Amos Gitai's film Kadosh begins with a man - an ultra-Orthodox Jew in Jerusalem's Mea Shearim district - waking and starting his day. He doesn't waste a second; the moment he's vertical, he washes, ties on his phylacteries and launches into swaying prayer. "Blessed is our eternal God," he prays, "who has not created me a woman" - and we suddenly realise that his sleeping wife, glimpsed at the beginning of this single extended shot, has disappeared from view. Gitai's film is a study of invisible women, and of visible, and audible, men.
Kadosh - Hebrew for "sacred" - is one of cinema's rare serious attempts to examine religious life. It is all the more remarkable coming from a secular Israeli primarily known as a political and experimental film-maker, who is here working with actors who are themselves non-religious. But in collaborating with a co-writer, Eliette Abecassis, who is Orthodox, Gitai conveys a dual perspective - at once a wondering outsider's critique and an inside exposition of what orthodoxy means and how it shapes lives.
Surprisingly, Gitai refers little to the most controversial aspect of Mea Shearim - the community's litigious relationship with the Israeli state, to which it belongs while fiercely proclaiming its exemption and opposition. Kadosh primarily addresses sexual politics within this enclosed world. Meir and Rivka are childless after ten years of marriage and, according to religious law, must separate so that Meir can remarry. While the couple painfully accept their fate, Rivka's rebellious younger sister Malka faces marriage, but loves a young man who has left the community.
The story seems timeless rather than anachronistic - it could be a tragedy from one of the ancient eastern European shtetl communities whose structures Mea Shearim recreates within modern Jerusalem. But the emotional impact benefits from careful distancing. "Rigour, constant rigour," admonishes the militant scholar Yossef, and it's a rule that Gitai scrupulously observes. In the opening sequence, Meir's every gesture is made to register, framed in the severe, unadorned setting of his apartment. The cinematographer Renato Berta's stark frontal compositions make the film severely beautiful while flattening indoor spaces, making it clear that we see all there is to see.
These are people, after all, who leave their lives entirely open to surveillance by God. There is no private space, and ritual observance, which fills every moment of the day, is work. The synagogue seems less like a place of worship than a run-down industrial unit, where men come and go, their stark monochrome dress altogether businesslike: this is a prayer workshop, God's shop floor.
Given the starkness of the terms of reference, the picture of sexual politics is surprisingly subtle. The community's law is a rigid patriarchy: in a televised Hassidic wedding, a lone bride stands among a sea of men's black hats. But it's not just a black-and-white affair, and Gitai teases out the contradictions of a world in which even sexuality is regulated by ritual. When Meir kisses Rivka, he first removes his yarmulke from his head, then replaces it. But the couple enjoy a marriage of real respect and tenderness, not to say erotic intensity, evoked beautifully by Yael Abecassis (Rivka) and Yoram Hattab (Meir): when Rivka describes her wedding night, the phrase she uses is "He honoured me". This equation of love and honour is determined by the law, but will be torn apart by it.
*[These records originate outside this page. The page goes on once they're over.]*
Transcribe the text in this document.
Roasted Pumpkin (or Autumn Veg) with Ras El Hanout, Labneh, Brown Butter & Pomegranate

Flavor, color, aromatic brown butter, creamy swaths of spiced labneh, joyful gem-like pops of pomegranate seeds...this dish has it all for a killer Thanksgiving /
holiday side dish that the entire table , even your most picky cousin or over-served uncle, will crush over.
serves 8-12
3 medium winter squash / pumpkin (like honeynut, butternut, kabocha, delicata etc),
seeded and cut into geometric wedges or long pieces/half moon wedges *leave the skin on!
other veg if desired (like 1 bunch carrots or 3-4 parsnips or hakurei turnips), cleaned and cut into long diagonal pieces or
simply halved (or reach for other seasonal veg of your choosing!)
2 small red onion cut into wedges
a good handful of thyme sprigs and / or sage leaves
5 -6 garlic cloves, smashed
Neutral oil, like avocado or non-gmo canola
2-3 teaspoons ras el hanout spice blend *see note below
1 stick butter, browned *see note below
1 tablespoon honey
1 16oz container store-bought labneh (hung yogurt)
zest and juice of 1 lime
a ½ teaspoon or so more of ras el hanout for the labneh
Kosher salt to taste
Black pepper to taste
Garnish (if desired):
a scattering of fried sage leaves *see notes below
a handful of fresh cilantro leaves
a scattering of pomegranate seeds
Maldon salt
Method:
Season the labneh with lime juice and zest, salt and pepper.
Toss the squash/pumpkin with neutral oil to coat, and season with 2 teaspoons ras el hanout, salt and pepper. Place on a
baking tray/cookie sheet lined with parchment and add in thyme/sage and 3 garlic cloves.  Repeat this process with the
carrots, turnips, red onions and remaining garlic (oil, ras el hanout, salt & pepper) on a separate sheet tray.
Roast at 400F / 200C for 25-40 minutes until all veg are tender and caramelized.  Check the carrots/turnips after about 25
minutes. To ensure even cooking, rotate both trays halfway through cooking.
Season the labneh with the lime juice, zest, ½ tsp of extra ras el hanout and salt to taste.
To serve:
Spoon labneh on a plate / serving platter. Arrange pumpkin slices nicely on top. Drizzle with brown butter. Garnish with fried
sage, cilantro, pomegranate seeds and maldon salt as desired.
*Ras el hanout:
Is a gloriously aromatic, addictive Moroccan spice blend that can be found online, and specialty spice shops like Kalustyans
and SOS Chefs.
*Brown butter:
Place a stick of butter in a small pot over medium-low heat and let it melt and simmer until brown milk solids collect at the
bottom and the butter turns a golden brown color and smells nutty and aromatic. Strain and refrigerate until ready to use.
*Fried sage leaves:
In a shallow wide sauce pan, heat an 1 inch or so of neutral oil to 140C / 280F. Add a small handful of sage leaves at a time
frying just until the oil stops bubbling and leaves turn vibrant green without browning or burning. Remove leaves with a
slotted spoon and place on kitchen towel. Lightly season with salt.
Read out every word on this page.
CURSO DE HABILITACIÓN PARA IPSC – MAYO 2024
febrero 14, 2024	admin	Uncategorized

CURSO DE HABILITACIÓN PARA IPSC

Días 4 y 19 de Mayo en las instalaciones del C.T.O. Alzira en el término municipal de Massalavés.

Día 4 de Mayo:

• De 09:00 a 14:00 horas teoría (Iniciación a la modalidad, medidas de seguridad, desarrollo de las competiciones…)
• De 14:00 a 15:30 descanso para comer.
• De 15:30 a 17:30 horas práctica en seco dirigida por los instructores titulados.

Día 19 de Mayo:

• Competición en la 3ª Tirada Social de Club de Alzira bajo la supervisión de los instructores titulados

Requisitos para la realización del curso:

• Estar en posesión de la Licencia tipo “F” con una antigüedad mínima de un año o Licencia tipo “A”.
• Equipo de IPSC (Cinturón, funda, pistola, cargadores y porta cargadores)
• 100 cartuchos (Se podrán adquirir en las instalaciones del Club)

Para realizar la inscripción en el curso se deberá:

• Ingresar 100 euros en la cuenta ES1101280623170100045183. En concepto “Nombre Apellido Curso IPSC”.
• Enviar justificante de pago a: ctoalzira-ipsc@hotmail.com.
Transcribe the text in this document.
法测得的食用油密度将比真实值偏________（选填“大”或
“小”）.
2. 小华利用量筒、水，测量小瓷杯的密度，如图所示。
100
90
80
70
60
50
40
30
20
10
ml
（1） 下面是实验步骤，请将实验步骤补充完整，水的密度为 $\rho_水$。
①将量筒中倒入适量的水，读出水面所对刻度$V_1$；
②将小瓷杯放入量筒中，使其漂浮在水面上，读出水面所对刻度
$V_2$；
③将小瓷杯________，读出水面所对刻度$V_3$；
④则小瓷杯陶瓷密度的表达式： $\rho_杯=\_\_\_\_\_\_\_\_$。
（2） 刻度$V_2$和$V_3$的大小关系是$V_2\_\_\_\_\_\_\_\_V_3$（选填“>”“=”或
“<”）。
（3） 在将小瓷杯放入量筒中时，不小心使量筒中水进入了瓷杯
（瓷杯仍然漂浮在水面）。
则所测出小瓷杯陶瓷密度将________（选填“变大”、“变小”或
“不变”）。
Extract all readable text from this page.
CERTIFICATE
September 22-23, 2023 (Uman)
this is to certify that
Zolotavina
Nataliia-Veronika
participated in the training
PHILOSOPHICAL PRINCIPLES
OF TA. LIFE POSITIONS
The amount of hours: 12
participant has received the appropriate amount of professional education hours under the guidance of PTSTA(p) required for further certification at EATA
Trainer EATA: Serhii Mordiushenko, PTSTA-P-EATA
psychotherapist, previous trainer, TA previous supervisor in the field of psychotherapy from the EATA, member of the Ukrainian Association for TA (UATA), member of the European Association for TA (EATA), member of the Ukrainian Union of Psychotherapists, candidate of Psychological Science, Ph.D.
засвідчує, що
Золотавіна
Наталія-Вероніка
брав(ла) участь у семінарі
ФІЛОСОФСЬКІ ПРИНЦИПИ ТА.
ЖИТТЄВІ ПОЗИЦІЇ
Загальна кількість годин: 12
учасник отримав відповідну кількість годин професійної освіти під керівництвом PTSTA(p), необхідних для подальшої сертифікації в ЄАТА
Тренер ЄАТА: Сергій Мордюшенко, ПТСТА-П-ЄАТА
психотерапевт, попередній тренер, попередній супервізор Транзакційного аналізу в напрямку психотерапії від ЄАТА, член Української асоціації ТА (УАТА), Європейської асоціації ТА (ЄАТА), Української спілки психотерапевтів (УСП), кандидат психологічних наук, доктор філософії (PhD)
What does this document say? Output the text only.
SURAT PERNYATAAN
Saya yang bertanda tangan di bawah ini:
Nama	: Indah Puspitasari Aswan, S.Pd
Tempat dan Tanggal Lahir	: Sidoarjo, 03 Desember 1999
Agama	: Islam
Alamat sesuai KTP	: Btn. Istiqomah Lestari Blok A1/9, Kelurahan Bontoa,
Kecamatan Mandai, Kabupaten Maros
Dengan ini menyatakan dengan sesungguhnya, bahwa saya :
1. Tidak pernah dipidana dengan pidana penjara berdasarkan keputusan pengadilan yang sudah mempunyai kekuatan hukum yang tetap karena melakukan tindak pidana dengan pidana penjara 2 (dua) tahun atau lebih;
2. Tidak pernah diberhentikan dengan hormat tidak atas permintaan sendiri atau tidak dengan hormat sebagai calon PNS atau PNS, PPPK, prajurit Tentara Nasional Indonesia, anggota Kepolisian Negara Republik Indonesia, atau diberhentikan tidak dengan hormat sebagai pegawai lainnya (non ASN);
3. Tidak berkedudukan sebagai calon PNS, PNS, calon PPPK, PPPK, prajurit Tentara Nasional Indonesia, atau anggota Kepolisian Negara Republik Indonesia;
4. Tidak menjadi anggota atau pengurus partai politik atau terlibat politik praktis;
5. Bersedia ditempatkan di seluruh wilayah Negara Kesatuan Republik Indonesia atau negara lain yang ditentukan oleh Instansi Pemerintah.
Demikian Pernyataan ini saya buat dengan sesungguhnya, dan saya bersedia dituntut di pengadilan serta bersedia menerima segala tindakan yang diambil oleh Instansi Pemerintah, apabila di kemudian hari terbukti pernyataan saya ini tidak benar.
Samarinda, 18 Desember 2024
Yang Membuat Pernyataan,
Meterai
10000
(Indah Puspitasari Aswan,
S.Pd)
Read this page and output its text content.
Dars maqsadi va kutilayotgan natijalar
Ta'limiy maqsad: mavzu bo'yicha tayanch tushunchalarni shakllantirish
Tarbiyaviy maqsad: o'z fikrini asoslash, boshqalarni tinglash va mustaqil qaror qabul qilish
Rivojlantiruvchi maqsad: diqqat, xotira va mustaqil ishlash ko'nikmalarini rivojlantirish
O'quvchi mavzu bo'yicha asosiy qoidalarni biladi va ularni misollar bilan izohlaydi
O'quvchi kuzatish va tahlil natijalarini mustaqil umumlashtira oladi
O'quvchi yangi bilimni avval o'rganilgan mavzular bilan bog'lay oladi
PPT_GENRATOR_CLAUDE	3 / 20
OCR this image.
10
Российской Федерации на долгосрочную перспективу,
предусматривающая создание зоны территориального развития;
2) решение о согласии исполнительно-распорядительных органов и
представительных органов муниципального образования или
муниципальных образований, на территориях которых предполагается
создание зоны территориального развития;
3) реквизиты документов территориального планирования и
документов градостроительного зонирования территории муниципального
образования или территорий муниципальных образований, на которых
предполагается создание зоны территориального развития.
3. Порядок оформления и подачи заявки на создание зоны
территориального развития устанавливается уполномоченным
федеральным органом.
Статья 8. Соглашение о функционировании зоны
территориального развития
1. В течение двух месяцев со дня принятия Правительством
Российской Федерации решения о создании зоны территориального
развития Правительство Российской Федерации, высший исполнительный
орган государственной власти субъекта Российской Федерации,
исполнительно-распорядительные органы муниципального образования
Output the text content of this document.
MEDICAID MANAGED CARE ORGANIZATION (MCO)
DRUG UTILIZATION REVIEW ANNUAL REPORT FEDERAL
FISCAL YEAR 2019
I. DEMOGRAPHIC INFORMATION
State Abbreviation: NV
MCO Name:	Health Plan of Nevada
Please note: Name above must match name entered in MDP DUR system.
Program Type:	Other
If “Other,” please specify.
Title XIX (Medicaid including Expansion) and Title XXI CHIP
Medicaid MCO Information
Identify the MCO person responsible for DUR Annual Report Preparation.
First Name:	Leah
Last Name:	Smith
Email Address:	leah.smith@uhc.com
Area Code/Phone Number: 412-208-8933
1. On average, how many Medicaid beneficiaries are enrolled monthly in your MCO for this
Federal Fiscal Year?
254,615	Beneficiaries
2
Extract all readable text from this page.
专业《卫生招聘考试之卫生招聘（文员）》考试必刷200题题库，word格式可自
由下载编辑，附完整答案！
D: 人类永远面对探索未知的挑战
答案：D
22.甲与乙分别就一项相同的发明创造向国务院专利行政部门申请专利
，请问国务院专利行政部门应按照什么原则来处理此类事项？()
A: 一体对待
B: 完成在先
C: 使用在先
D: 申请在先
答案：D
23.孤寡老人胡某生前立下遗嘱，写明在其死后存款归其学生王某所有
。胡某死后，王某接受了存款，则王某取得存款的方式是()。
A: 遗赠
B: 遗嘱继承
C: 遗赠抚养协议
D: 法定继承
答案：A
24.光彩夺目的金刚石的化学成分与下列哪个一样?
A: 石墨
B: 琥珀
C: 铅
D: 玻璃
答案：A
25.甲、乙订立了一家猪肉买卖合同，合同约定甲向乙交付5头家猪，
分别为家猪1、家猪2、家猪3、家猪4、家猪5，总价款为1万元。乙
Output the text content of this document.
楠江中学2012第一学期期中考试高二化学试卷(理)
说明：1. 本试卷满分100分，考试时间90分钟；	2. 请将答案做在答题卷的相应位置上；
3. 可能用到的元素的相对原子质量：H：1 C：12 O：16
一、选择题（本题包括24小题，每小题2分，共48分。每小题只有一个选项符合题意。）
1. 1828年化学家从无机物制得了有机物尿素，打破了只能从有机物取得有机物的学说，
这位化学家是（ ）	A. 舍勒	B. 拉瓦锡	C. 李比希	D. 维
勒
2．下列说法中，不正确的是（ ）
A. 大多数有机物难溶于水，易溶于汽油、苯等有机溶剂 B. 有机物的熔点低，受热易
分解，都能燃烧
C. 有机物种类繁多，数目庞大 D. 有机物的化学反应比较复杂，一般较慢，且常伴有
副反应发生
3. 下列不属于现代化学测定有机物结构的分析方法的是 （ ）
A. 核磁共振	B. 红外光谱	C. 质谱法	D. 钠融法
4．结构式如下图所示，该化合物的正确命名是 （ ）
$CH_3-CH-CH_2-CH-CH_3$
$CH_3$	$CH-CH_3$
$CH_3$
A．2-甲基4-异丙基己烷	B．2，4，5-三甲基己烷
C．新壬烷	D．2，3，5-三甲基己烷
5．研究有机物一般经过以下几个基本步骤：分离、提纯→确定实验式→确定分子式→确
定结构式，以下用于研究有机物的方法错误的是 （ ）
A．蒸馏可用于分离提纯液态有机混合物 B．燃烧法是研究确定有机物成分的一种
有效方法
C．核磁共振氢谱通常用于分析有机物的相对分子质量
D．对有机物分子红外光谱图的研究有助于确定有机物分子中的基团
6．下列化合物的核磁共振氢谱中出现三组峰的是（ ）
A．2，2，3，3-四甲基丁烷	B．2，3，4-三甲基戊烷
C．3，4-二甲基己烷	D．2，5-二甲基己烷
Despite a sensitive, nervy performance by Meital Barda, Malka's story, showing the possibility of dissent, doesn't entirely enhance the film. A successful marriage reluctantly colluding in its own destruction makes a more compelling subject than the familiar story of a rebellious soul facing a bad marriage. Besides, the world Malka is drawn to hardly comes across as a plausible alternative: a sultry lover who sings folk songs in a grungy nightclub (presided over by Gitai himself in hipster sunglasses). The film's glimpses of the outside world feel too much like signposts, as in the scene where a sympathetic doctor shakes her head over Rivka's dogmatism.
The film is most coherent when emphasising Mea Shearim's hermetic enclosure and the contradictions that rule it. The Talmud, the body of law that dictates the community's life, "contains everything and its opposite", comments Rivka's mother. "That way, men can do what they want." Gitai, who filmed in the streets of Mea Shearim, doesn't really need glimpses of the outside for contrast. The real achievement is to make us understand a viewpoint from which the outside world is unimaginable. Nor is he simply out to condemn: in many ways, he respects and delights in the rigour and the energies of this community. Yossef (Uri Ran Klauzner), the film's most unsympathetic character, nevertheless brims with charismatic energy as he prays, entering into frenzied disputation with his God: "I implore you!"
Secular viewers may recoil at the extremity of the world that Gitai portrays, but we come to understand it, even to appreciate the beauty in its severity. Kadosh doesn't simply expose its subject, it honours it; and Gitai's secret is rigour, constant rigour.